Tahun Ajaran Virtual: Momentum Introspeksi Arah Pendidikan Nasional
- satyaangga0102
- Aug 4, 2022
- 7 min read
(Artikel ini termuat di Kompasiana pada tanggal 19 Juli 2020 sehingga perlu dipahami konteks masanya ketika dibaca kembali sekarang.)

Pernahkah Anda memikirkan apa arti dari pendidikan? Apa pula arti dari mendidik dan dididik? Lalu, apa artinya status sebagai peserta didik dan tenaga pendidik? Terakhir, dan tidak kalah penting, apa tujuan dari proses pendidikan yang ada saat ini, khususnya di Indonesia?
Dewasa ini, diskusi panjang mengenai serba-serbi dunia pendidikan lazim kita jumpai. Topiknya bisa dimulai dari biaya pendidikan, kurikulum dalam proses pendidikan yang hendak diterapkan, hingga siapa sosok yang pantas menjadi Menteri Pendidikan di periode kepemimpinan presiden berikutnya.

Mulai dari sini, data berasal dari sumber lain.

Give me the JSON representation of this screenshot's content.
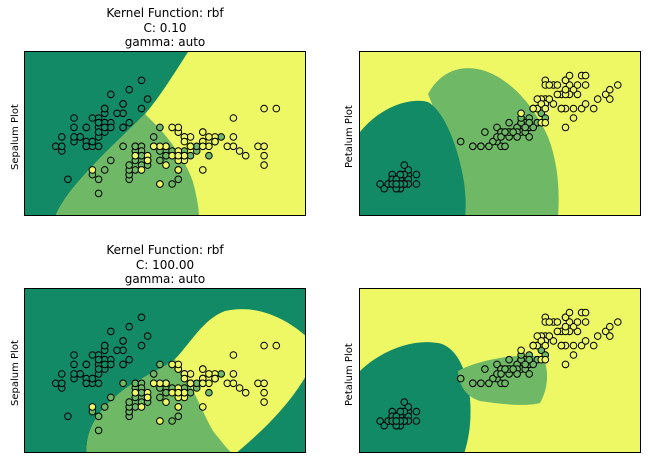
{
  "colors": {
    "dark_green": "#138a66",
    "mid_green": "#6eb866",
    "yellow": "#eef865",
    "edge": "#000000"
  },
  "titles": {
    "top": [
      "Kernel Function: rbf",
      "C: 0.10",
      "gamma: auto"
    ],
    "bottom": [
      "Kernel Function: rbf",
      "C: 100.00",
      "gamma: auto"
    ]
  },
  "ylabels": {
    "sepal": "Sepalum Plot",
    "petal": "Petalum Plot"
  },
  "chart_data": [
    {
      "type": "scatter",
      "title": "Kernel Function: rbf\nC: 0.10\ngamma: auto",
      "ylabel": "Sepalum Plot",
      "feature_pair": "sepal",
      "background": "decision regions (3 classes)",
      "xlim": [
        3.8,
        8.4
      ],
      "ylim": [
        1.5,
        5.0
      ],
      "grid": false,
      "series": [
        {
          "class": 0,
          "color": "#138a66",
          "x": [
            5.1,
            4.9,
            4.7,
            4.6,
            5.0,
            5.4,
            4.6,
            5.0,
            4.4,
            4.9,
            5.4,
            4.8,
            4.8,
            4.3,
            5.8,
            5.7,
            5.4,
            5.1,
            5.7,
            5.1,
            5.4,
            5.1,
            4.6,
            5.1,
            4.8,
            5.0,
            5.0,
            5.2,
            5.2,
            4.7,
            4.8,
            5.4,
            5.2,
            5.5,
            4.9,
            5.0,
            5.5,
            4.9,
            4.4,
            5.1,
            5.0,
            4.5,
            4.4,
            5.0,
            5.1,
            4.8,
            5.1,
            4.6,
            5.3,
            5.0
          ],
          "y": [
            3.5,
            3.0,
            3.2,
            3.1,
            3.6,
            3.9,
            3.4,
            3.4,
            2.9,
            3.1,
            3.7,
            3.4,
            3.0,
            3.0,
            4.0,
            4.4,
            3.9,
            3.5,
            3.8,
            3.8,
            3.4,
            3.7,
            3.6,
            3.3,
            3.4,
            3.0,
            3.4,
            3.5,
            3.4,
            3.2,
            3.1,
            3.4,
            4.1,
            4.2,
            3.1,
            3.2,
            3.5,
            3.6,
            3.0,
            3.4,
            3.5,
            2.3,
            3.2,
            3.5,
            3.8,
            3.0,
            3.8,
            3.2,
            3.7,
            3.3
          ]
        },
        {
          "class": 1,
          "color": "#6eb866",
          "x": [
            7.0,
            6.4,
            6.9,
            5.5,
            6.5,
            5.7,
            6.3,
            4.9,
            6.6,
            5.2,
            5.0,
            5.9,
            6.0,
            6.1,
            5.6,
            6.7,
            5.6,
            5.8,
            6.2,
            5.6,
            5.9,
            6.1,
            6.3,
            6.1,
            6.4,
            6.6,
            6.8,
            6.7,
            6.0,
            5.7,
            5.5,
            5.5,
            5.8,
            6.0,
            5.4,
            6.0,
            6.7,
            6.3,
            5.6,
            5.5,
            5.5,
            6.1,
            5.8,
            5.0,
            5.6,
            5.7,
            5.7,
            6.2,
            5.1,
            5.7
          ],
          "y": [
            3.2,
            3.2,
            3.1,
            2.3,
            2.8,
            2.8,
            3.3,
            2.4,
            2.9,
            2.7,
            2.0,
            3.0,
            2.2,
            2.9,
            2.9,
            3.1,
            3.0,
            2.7,
            2.2,
            2.5,
            3.2,
            2.8,
            2.5,
            2.8,
            2.9,
            3.0,
            2.8,
            3.0,
            2.9,
            2.6,
            2.4,
            2.4,
            2.7,
            2.7,
            3.0,
            3.4,
            3.1,
            2.3,
            3.0,
            2.5,
            2.6,
            3.0,
            2.6,
            2.3,
            2.7,
            3.0,
            2.9,
            2.9,
            2.5,
            2.8
          ]
        },
        {
          "class": 2,
          "color": "#eef865",
          "x": [
            6.3,
            5.8,
            7.1,
            6.3,
            6.5,
            7.6,
            4.9,
            7.3,
            6.7,
            7.2,
            6.5,
            6.4,
            6.8,
            5.7,
            5.8,
            6.4,
            6.5,
            7.7,
            7.7,
            6.0,
            6.9,
            5.6,
            7.7,
            6.3,
            6.7,
            7.2,
            6.2,
            6.1,
            6.4,
            7.2,
            7.4,
            7.9,
            6.4,
            6.3,
            6.1,
            7.7,
            6.3,
            6.4,
            6.0,
            6.9,
            6.7,
            6.9,
            5.8,
            6.8,
            6.7,
            6.7,
            6.3,
            6.5,
            6.2,
            5.9
          ],
          "y": [
            3.3,
            2.7,
            3.0,
            2.9,
            3.0,
            3.0,
            2.5,
            2.9,
            2.5,
            3.6,
            3.2,
            2.7,
            3.0,
            2.5,
            2.8,
            3.2,
            3.0,
            3.8,
            2.6,
            2.2,
            3.2,
            2.8,
            2.8,
            2.7,
            3.3,
            3.2,
            2.8,
            3.0,
            2.8,
            3.0,
            2.8,
            3.8,
            2.8,
            2.8,
            2.6,
            3.0,
            3.4,
            3.1,
            3.0,
            3.1,
            3.1,
            3.1,
            2.7,
            3.2,
            3.3,
            3.0,
            2.5,
            3.0,
            3.4,
            3.0
          ]
        }
      ]
    },
    {
      "type": "scatter",
      "title": "",
      "ylabel": "Petalum Plot",
      "feature_pair": "petal",
      "background": "decision regions (3 classes)",
      "xlim": [
        0.5,
        7.5
      ],
      "ylim": [
        -0.5,
        3.0
      ],
      "grid": false,
      "series": [
        {
          "class": 0,
          "color": "#138a66",
          "x": [
            1.4,
            1.4,
            1.3,
            1.5,
            1.4,
            1.7,
            1.4,
            1.5,
            1.4,
            1.5,
            1.5,
            1.6,
            1.4,
            1.1,
            1.2,
            1.5,
            1.3,
            1.4,
            1.7,
            1.5,
            1.7,
            1.5,
            1.0,
            1.7,
            1.9,
            1.6,
            1.6,
            1.5,
            1.4,
            1.6,
            1.6,
            1.5,
            1.5,
            1.4,
            1.5,
            1.2,
            1.3,
            1.4,
            1.3,
            1.5,
            1.3,
            1.3,
            1.3,
            1.6,
            1.9,
            1.4,
            1.6,
            1.4,
            1.5,
            1.4
          ],
          "y": [
            0.2,
            0.2,
            0.2,
            0.2,
            0.2,
            0.4,
            0.3,
            0.2,
            0.2,
            0.1,
            0.2,
            0.2,
            0.1,
            0.1,
            0.2,
            0.4,
            0.4,
            0.3,
            0.3,
            0.3,
            0.2,
            0.4,
            0.2,
            0.5,
            0.2,
            0.2,
            0.4,
            0.2,
            0.2,
            0.2,
            0.2,
            0.4,
            0.1,
            0.2,
            0.2,
            0.2,
            0.2,
            0.1,
            0.2,
            0.2,
            0.3,
            0.3,
            0.2,
            0.6,
            0.4,
            0.3,
            0.2,
            0.2,
            0.2,
            0.2
          ]
        },
        {
          "class": 1,
          "color": "#6eb866",
          "x": [
            4.7,
            4.5,
            4.9,
            4.0,
            4.6,
            4.5,
            4.7,
            3.3,
            4.6,
            3.9,
            3.5,
            4.2,
            4.0,
            4.7,
            3.6,
            4.4,
            4.5,
            4.1,
            4.5,
            3.9,
            4.8,
            4.0,
            4.9,
            4.7,
            4.3,
            4.4,
            4.8,
            5.0,
            4.5,
            3.5,
            3.8,
            3.7,
            3.9,
            5.1,
            4.5,
            4.5,
            4.7,
            4.4,
            4.1,
            4.0,
            4.4,
            4.6,
            4.0,
            3.3,
            4.2,
            4.2,
            4.2,
            4.3,
            3.0,
            4.1
          ],
          "y": [
            1.4,
            1.5,
            1.5,
            1.3,
            1.5,
            1.3,
            1.6,
            1.0,
            1.3,
            1.4,
            1.0,
            1.5,
            1.0,
            1.4,
            1.3,
            1.4,
            1.5,
            1.0,
            1.5,
            1.1,
            1.8,
            1.3,
            1.5,
            1.2,
            1.3,
            1.4,
            1.4,
            1.7,
            1.5,
            1.0,
            1.1,
            1.0,
            1.2,
            1.6,
            1.5,
            1.6,
            1.5,
            1.3,
            1.3,
            1.3,
            1.2,
            1.4,
            1.2,
            1.0,
            1.3,
            1.2,
            1.3,
            1.3,
            1.1,
            1.3
          ]
        },
        {
          "class": 2,
          "color": "#eef865",
          "x": [
            6.0,
            5.1,
            5.9,
            5.6,
            5.8,
            6.6,
            4.5,
            6.3,
            5.8,
            6.1,
            5.1,
            5.3,
            5.5,
            5.0,
            5.1,
            5.3,
            5.5,
            6.7,
            6.9,
            5.0,
            5.7,
            4.9,
            6.7,
            4.9,
            5.7,
            6.0,
            4.8,
            4.9,
            5.6,
            5.8,
            6.1,
            6.4,
            5.6,
            5.1,
            5.6,
            6.1,
            5.6,
            5.5,
            4.8,
            5.4,
            5.6,
            5.1,
            5.1,
            5.9,
            5.7,
            5.2,
            5.0,
            5.2,
            5.4,
            5.1
          ],
          "y": [
            2.5,
            1.9,
            2.1,
            1.8,
            2.2,
            2.1,
            1.7,
            1.8,
            1.8,
            2.5,
            2.0,
            1.9,
            2.1,
            2.0,
            2.4,
            2.3,
            1.8,
            2.2,
            2.3,
            1.5,
            2.3,
            2.0,
            2.0,
            1.8,
            2.1,
            1.8,
            1.8,
            1.8,
            2.1,
            1.6,
            1.9,
            2.0,
            2.2,
            1.5,
            1.4,
            2.3,
            2.4,
            1.8,
            1.8,
            2.1,
            2.4,
            2.3,
            1.9,
            2.3,
            2.5,
            2.3,
            1.9,
            2.0,
            2.3,
            1.8
          ]
        }
      ]
    },
    {
      "type": "scatter",
      "title": "Kernel Function: rbf\nC: 100.00\ngamma: auto",
      "ylabel": "Sepalum Plot",
      "feature_pair": "sepal",
      "background": "decision regions (3 classes)",
      "xlim": [
        3.8,
        8.4
      ],
      "ylim": [
        1.5,
        5.0
      ],
      "grid": false,
      "series": "same points as sepal plot above"
    },
    {
      "type": "scatter",
      "title": "",
      "ylabel": "Petalum Plot",
      "feature_pair": "petal",
      "background": "decision regions (3 classes)",
      "xlim": [
        0.5,
        7.5
      ],
      "ylim": [
        -0.5,
        3.0
      ],
      "grid": false,
      "series": "same points as petal plot above"
    }
  ]
}
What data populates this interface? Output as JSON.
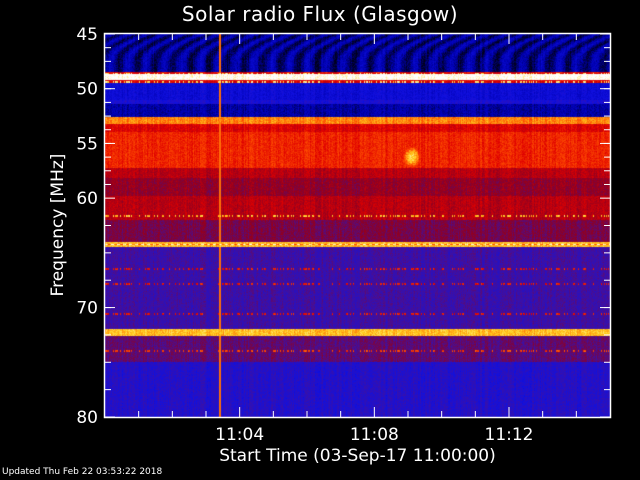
{
  "chart_data": {
    "type": "heatmap",
    "title": "Solar radio Flux (Glasgow)",
    "xlabel": "Start Time (03-Sep-17 11:00:00)",
    "ylabel": "Frequency [MHz]",
    "x_range_minutes_after_11_00": [
      0,
      15
    ],
    "xlim": [
      "11:00",
      "11:15"
    ],
    "ylim": [
      45,
      80
    ],
    "y_inverted": true,
    "x_ticks": [
      {
        "label": "11:04",
        "minute": 4
      },
      {
        "label": "11:08",
        "minute": 8
      },
      {
        "label": "11:12",
        "minute": 12
      }
    ],
    "y_ticks": [
      45,
      50,
      55,
      60,
      70,
      80
    ],
    "colormap": [
      "#000018",
      "#0000b0",
      "#1010e0",
      "#4010a0",
      "#900020",
      "#e00000",
      "#ff5000",
      "#ffd020",
      "#ffffff"
    ],
    "frequency_bands": [
      {
        "from": 45.0,
        "to": 48.5,
        "level": 0.1
      },
      {
        "from": 48.5,
        "to": 48.7,
        "level": 0.62
      },
      {
        "from": 48.7,
        "to": 49.2,
        "level": 1.0
      },
      {
        "from": 49.2,
        "to": 49.5,
        "level": 0.62
      },
      {
        "from": 49.5,
        "to": 51.0,
        "level": 0.22
      },
      {
        "from": 51.0,
        "to": 51.4,
        "level": 0.27
      },
      {
        "from": 51.4,
        "to": 52.6,
        "level": 0.12
      },
      {
        "from": 52.6,
        "to": 53.2,
        "level": 0.8
      },
      {
        "from": 53.2,
        "to": 54.0,
        "level": 0.62
      },
      {
        "from": 54.0,
        "to": 57.2,
        "level": 0.68
      },
      {
        "from": 57.2,
        "to": 58.2,
        "level": 0.56
      },
      {
        "from": 58.2,
        "to": 59.8,
        "level": 0.5
      },
      {
        "from": 59.8,
        "to": 62.0,
        "level": 0.56
      },
      {
        "from": 62.0,
        "to": 64.0,
        "level": 0.46
      },
      {
        "from": 64.0,
        "to": 64.5,
        "level": 0.86
      },
      {
        "from": 64.5,
        "to": 72.0,
        "level": 0.36
      },
      {
        "from": 72.0,
        "to": 72.6,
        "level": 0.86
      },
      {
        "from": 72.6,
        "to": 75.0,
        "level": 0.42
      },
      {
        "from": 75.0,
        "to": 80.0,
        "level": 0.3
      }
    ],
    "intermittent_rows_mhz": [
      48.6,
      49.3,
      61.5,
      66.4,
      67.8,
      70.5,
      73.9
    ],
    "events": [
      {
        "type": "broadband-spike",
        "time": "11:03:23",
        "from_mhz": 45,
        "to_mhz": 80
      },
      {
        "type": "burst",
        "time": "11:09:06",
        "frequency_mhz": 56.2
      }
    ]
  },
  "footer": {
    "updated": "Updated Thu Feb 22 03:53:22 2018"
  }
}
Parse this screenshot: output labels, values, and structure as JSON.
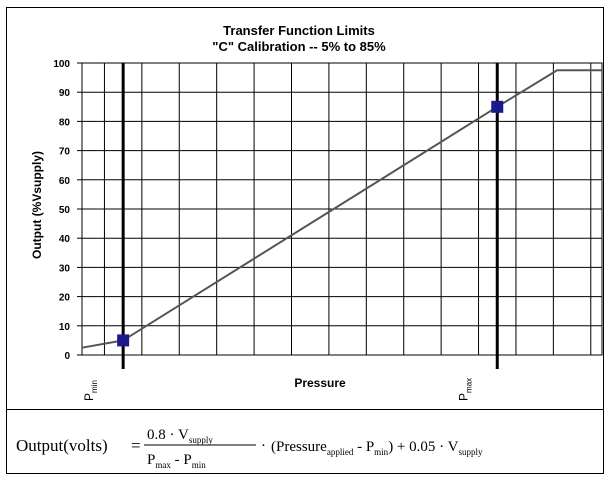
{
  "chart_data": {
    "type": "line",
    "title_line1": "Transfer Function Limits",
    "title_line2": "\"C\" Calibration -- 5% to 85%",
    "xlabel": "Pressure",
    "ylabel": "Output (%Vsupply)",
    "ylim": [
      0,
      100
    ],
    "yticks": [
      "0",
      "10",
      "20",
      "30",
      "40",
      "50",
      "60",
      "70",
      "80",
      "90",
      "100"
    ],
    "xlim": [
      -0.11,
      1.28
    ],
    "x_markers": [
      {
        "label_main": "P",
        "label_sub": "min",
        "x": 0
      },
      {
        "label_main": "P",
        "label_sub": "max",
        "x": 1
      }
    ],
    "grid": true,
    "series": [
      {
        "x": [
          -0.11,
          0.0,
          1.0,
          1.16,
          1.28
        ],
        "y": [
          2.5,
          5,
          85,
          97.5,
          97.5
        ]
      }
    ],
    "markers": [
      {
        "x": 0,
        "y": 5
      },
      {
        "x": 1,
        "y": 85
      }
    ],
    "colors": {
      "line": "#555555",
      "marker": "#1a1a8c",
      "grid": "#000000"
    }
  },
  "formula": {
    "lhs": "Output(volts)",
    "eq": "=",
    "num": "0.8 · V",
    "num_sub": "supply",
    "den_a": "P",
    "den_a_sub": "max",
    "den_mid": " - ",
    "den_b": "P",
    "den_b_sub": "min",
    "dot": "·",
    "paren_open": "(Pressure",
    "paren_sub": "applied",
    "paren_mid": " - P",
    "paren_mid_sub": "min",
    "paren_close": ") + 0.05 · V",
    "tail_sub": "supply"
  }
}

Semua punya opini, namun masalahnya kita tidak pernah bisa bersepakat dan secara konsisten membangun serta menjalani konstruksi pendidikan setiap kali dilakukan pergantian di sana-sini.
Tengok misalnya polemik kurikulum pendidikan formal yang rasa-rasanya selalu berganti wujud setiap kali ganti menteri atau rezim.
Tengok juga misalnya ketegangan antara peserta didik dengan pihak penyelenggara pendidikan terkait skema biaya pendidikan yang hampir selalu dihiasi dengan demonstrasi dan perdebatan panas.
Atau tengok juga masalah ketidaksetaraan fasilitas dan infrastruktur pendidikan di negara ini yang sampai saat ini belum terselesaikan dan malah menjadi semakin kronis semenjak diterapkannya aktivitas pendidikan dalam jaringan (daring) sehubungan dengan pandemi Covid-19 yang tak kunjung mereda.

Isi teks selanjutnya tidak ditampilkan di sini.